(3) Provide for access to the tank for maintenance, but prevent removal of
the cover by a suitable locking device.
(4) Monitor the quality of the spring water with periodic checks for
contamination. A marked increase in turbidity after a storm is a good indication that
surface runoff is reaching the spring.
Section II. CROSS CONNECTIONS IN WATER DISTRIBUTION SYSTEMS
Public health officials have long been concerned about cross connections and
backflow connections in plumbing systems and in public drinking water distribution
systems. Such cross connections, which make possible the contamination of potable
water, are ever-present dangers. An example of what can happen is the epidemic of
amebic dysentery that occurred in Chicago in 1933 when old, defective, and improperly
designed plumbing and plumbing fixtures permitted the contamination of drinking water.

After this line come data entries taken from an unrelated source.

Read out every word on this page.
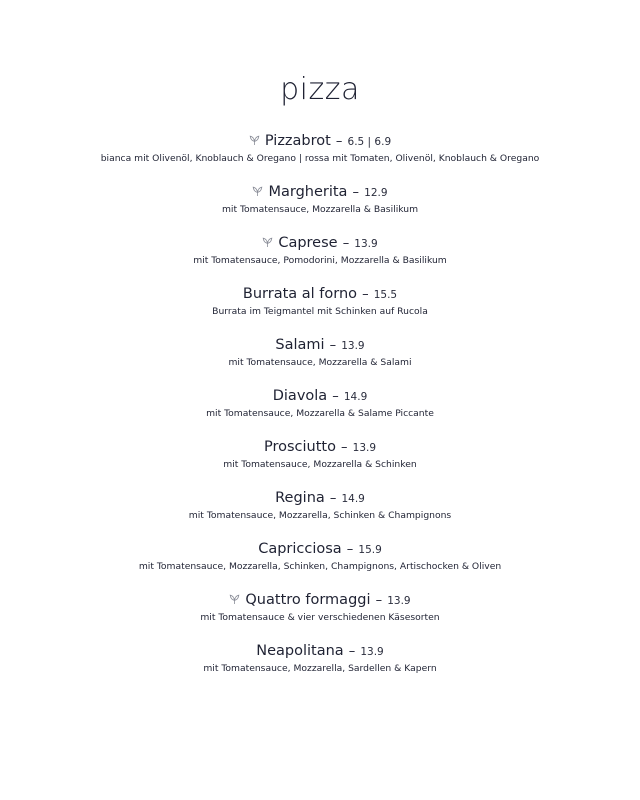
pizza
Pizzabrot – 6.5 | 6.9
bianca mit Olivenöl, Knoblauch & Oregano | rossa mit Tomaten, Olivenöl, Knoblauch & Oregano
Margherita – 12.9
mit Tomatensauce, Mozzarella & Basilikum
Caprese – 13.9
mit Tomatensauce, Pomodorini, Mozzarella & Basilikum
Burrata al forno – 15.5
Burrata im Teigmantel mit Schinken auf Rucola
Salami – 13.9
mit Tomatensauce, Mozzarella & Salami
Diavola – 14.9
mit Tomatensauce, Mozzarella & Salame Piccante
Prosciutto – 13.9
mit Tomatensauce, Mozzarella & Schinken
Regina – 14.9
mit Tomatensauce, Mozzarella, Schinken & Champignons
Capricciosa – 15.9
mit Tomatensauce, Mozzarella, Schinken, Champignons, Artischocken & Oliven
Quattro formaggi – 13.9
mit Tomatensauce & vier verschiedenen Käsesorten
Neapolitana – 13.9
mit Tomatensauce, Mozzarella, Sardellen & Kapern
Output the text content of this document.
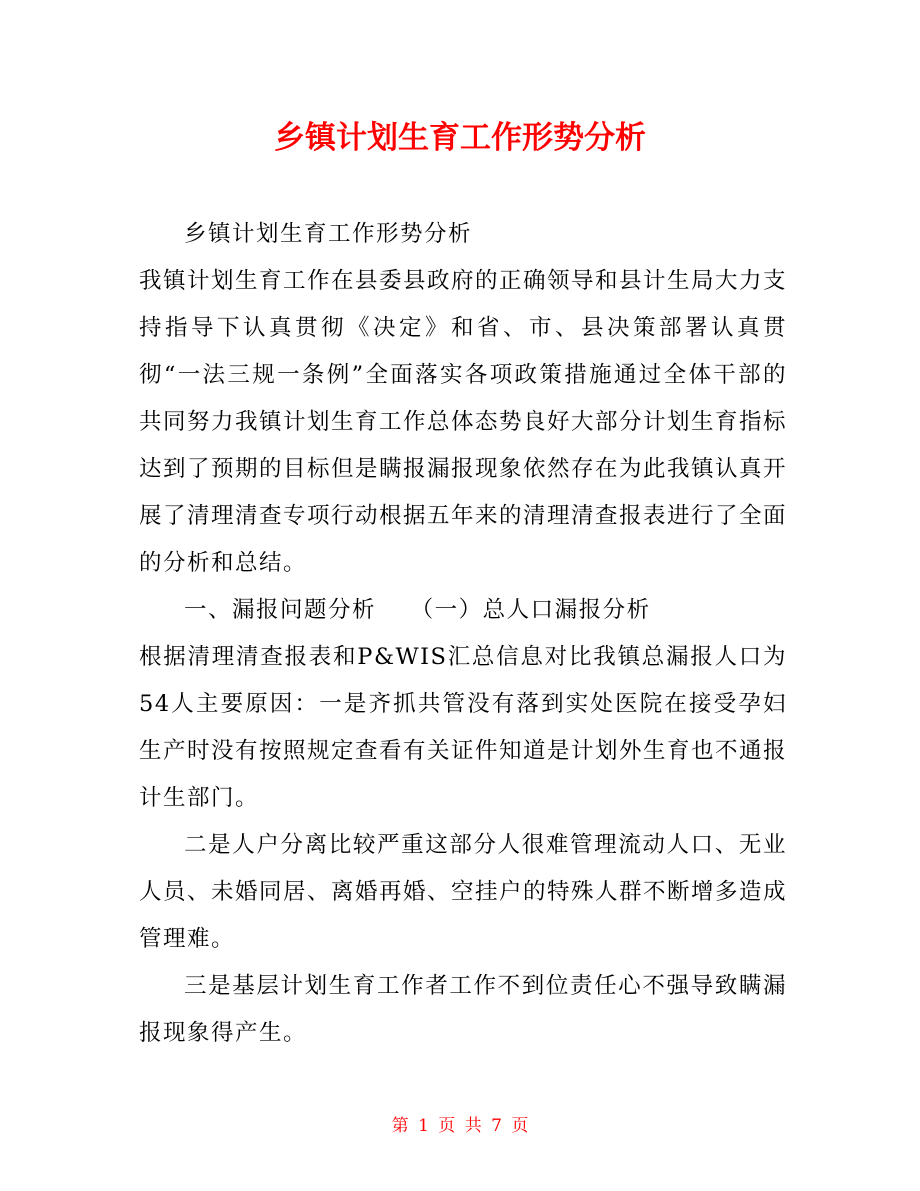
乡镇计划生育工作形势分析

乡镇计划生育工作形势分析

我镇计划生育工作在县委县政府的正确领导和县计生局大力支持指导下认真贯彻《决定》和省、市、县决策部署认真贯彻“一法三规一条例”全面落实各项政策措施通过全体干部的共同努力我镇计划生育工作总体态势良好大部分计划生育指标达到了预期的目标但是瞒报漏报现象依然存在为此我镇认真开展了清理清查专项行动根据五年来的清理清查报表进行了全面的分析和总结。

一、漏报问题分析    （一）总人口漏报分析

根据清理清查报表和P&WIS汇总信息对比我镇总漏报人口为54人主要原因：一是齐抓共管没有落到实处医院在接受孕妇生产时没有按照规定查看有关证件知道是计划外生育也不通报计生部门。

二是人户分离比较严重这部分人很难管理流动人口、无业人员、未婚同居、离婚再婚、空挂户的特殊人群不断增多造成管理难。

三是基层计划生育工作者工作不到位责任心不强导致瞒漏报现象得产生。

第 1 页 共 7 页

As a result, 1,409 people contracted amebic dysentery--of which, 98 subsequently died.
This epidemic and similar others have made clear the responsibiIity of all persons
involved in public water supplies, distribution, and plumbing for recognizing and
eliminating cross connections.
a. Cross Connection. A cross connection is any physical connection, whether
permanent or temporary, between a potable water system and a nonpotable system or
source. Cross connections may be further defined as direct or indirect.
(1) A direct cross connection is a solid pipe connection between a potable
and nonpotable system.
(2) An indirect cross connection is one in which there is not a continuous
connection at all times, but which can create such a connection when certain conditions
exist. An example would be a leaking water Iine and a leaking sewer Iine laid in the
same trench and in the presence of a pressure differential which would permit
wastewater to enter the potable water line.
b. Backflow. Backflow is any flow of nonpotable water or other liquid into a
potable water system.
c. Backsiphonage. Backsiphonage is backflow caused by negative pressure in
the potable water system at the point of occurrence.